Not All Those Who Wander Are Lost
I love to travel! I might as well admit it. I love to travel. Admitting this secret desire is hard for me and I am not sure exactly why. I do know that my family would attest to my itchy feet, despite my blindness of the desire. But thinking about it now, whenever I hear about a trip that someone is about to take, my first response, hands-down, always is, “I want to go”. Lightening fast, more like an autonomic reflex really, the words are out. I am totally confident that my first phrase in life had to be, “Go bye, bye”. And, if you think about it, I am not alone. There are others, many others, who like myself, enjoy the thrill and excitement of exploring, experiencing, eating, and existing for a time, in ‘the different’. Maybe it stems from an innate restlessness or a boredom with ‘the familiar’ but somehow, when I try to analyze the desire, expose the motivation, it seems more obtuse than simple boredom. I really can’t say…
In a search of meaning, I did find many notable quotes from others who also love to travel and their words do lend understanding, since I can’t seem to nail down my own thoughts. I have listed a few…
“Not all those who wander are lost” (J. R. R. Tolkien).
“Travel is fatal to prejudice, bigotry, and narrow-mindedness” (Mark Twain).
“The world is a book and those who do not travel read only one page” (Saint Augustine).
“There are no foreign lands. It is the traveler only who is foreign” (Robert Louis Stevenson).
“All journeys have secret destinations of which the traveler is unaware” (Martin Buber).
“No one realizes how beautiful it is to travel until he comes home and rests his head on his old, familiar pillow” (Lin Yutang).
“Travel is more than the seeing of sights; it is a change that goes on, deep and permanent, in the ideas of living” (Miriam Beard).
“The whole object of travel is not to set foot on foreign land; it is at last to set foot on one’s own country as a foreign land” (G. K. Chesterton).
“One’s destination is never a place, but a new way of seeing things.” – (Henry Miller).
“Traveling is a brutality.
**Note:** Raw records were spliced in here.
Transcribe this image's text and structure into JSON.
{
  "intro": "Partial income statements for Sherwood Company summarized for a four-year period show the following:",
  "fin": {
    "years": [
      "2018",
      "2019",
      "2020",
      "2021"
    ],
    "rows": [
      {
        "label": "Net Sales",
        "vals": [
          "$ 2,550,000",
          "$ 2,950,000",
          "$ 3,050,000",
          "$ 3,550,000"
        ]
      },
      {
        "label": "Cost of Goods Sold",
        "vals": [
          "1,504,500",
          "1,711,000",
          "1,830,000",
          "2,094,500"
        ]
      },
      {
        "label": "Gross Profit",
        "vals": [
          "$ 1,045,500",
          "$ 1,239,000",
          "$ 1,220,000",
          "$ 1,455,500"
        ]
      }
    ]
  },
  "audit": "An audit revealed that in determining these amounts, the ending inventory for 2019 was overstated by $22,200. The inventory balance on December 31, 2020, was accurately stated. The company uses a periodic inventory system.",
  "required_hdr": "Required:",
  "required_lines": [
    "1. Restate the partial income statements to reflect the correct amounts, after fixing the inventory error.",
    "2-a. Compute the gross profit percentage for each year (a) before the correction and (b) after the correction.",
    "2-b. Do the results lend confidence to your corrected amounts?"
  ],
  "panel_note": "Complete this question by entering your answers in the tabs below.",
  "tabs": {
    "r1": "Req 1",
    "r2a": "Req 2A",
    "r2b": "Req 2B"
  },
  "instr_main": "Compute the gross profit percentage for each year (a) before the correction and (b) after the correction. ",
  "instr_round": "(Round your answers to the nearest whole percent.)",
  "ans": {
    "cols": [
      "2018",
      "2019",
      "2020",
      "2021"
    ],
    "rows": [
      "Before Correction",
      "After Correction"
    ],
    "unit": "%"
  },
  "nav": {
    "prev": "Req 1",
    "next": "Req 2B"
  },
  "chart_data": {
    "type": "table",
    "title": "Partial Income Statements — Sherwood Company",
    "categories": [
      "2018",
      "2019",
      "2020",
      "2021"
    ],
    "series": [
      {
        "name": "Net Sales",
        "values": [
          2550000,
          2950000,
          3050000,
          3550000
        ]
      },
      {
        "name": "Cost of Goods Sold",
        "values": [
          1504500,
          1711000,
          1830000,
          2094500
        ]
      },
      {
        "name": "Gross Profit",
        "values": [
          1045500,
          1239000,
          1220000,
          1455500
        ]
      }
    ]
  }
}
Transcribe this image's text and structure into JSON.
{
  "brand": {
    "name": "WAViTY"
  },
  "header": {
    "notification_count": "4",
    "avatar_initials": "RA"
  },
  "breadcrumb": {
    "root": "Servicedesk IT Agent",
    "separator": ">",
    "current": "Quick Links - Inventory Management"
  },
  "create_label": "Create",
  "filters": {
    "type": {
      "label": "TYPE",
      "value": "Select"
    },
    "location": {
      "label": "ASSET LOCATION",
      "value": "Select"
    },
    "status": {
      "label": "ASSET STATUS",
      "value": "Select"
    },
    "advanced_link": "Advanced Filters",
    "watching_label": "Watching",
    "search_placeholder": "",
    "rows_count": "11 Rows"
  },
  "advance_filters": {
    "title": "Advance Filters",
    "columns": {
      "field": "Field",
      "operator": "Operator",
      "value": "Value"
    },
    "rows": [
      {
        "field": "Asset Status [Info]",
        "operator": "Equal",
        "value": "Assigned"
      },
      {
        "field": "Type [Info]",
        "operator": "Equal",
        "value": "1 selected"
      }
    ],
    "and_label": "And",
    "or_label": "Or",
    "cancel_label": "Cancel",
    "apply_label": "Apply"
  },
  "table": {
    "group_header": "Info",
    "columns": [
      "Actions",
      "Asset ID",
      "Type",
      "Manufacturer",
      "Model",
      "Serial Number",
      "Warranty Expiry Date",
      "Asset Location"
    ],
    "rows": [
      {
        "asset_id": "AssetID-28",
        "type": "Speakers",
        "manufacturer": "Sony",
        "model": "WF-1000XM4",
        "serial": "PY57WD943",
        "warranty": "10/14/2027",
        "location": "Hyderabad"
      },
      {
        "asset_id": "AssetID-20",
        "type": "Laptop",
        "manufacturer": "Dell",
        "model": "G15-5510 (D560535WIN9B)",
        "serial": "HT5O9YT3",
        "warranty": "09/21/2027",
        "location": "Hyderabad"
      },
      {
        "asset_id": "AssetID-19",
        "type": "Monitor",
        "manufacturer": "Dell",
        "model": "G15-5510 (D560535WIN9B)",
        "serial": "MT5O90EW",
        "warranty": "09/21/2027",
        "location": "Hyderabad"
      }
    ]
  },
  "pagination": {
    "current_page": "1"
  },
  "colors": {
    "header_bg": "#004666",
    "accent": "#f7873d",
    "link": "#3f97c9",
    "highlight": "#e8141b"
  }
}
It forces you to trust strangers and to lose sight of all that familiar comfort of home and friends. You are constantly off balance. Nothing is yours except the essential things – air, sleep, dreams, the sea, the sky – all things tending towards the eternal or what we imagine of it” (Cesare Pavese).
“We live in a wonderful world that is full of beauty, charm and adventure. There is no end to the adventures we can have if only we seek them with our eyes open” (Jawaharial Nehru).
I am over thinking this… this love affair. It is elegantly simple. God made some of us with the innate desire to travel. Surely Cristobal Colon, Leif Eriksson, David Livingston, Marco Polo, John Cabot, James Cook, and Hernan Cortes, had it. And God in His wisdom knew that despite the driving compulsion, we would sometimes doubt the sanity of it. God did provide reassurance. He gave us a promise to take with us as we go. It is, Psalm 121:8.
“The LORD will keep you’re going out and you’re coming in from this time forth and forevermore” or better still, “God will guard you’re departure and you’re arrival from this time until eternity”.
God gives us thirteen little words that bring such peace, serenity and comfort, waylaying all fears and anxiety. This is the gracious assurance that is made to all who put their trust in God. At home and abroad; in the house, in the field, on the land and on the ocean; in their native country and in climates remote; on earth, or in the grave, and in the eternal world, we are always safe. No evil that will endanger our salvation or can befall us; nothing can happen to us but what God shall see to be conducive to our ultimate good; and in the heavenly world we shall be safe forever more.
“Blessed shall you be when you come in and blessed shall you be when you go out” (Deut 28: 6).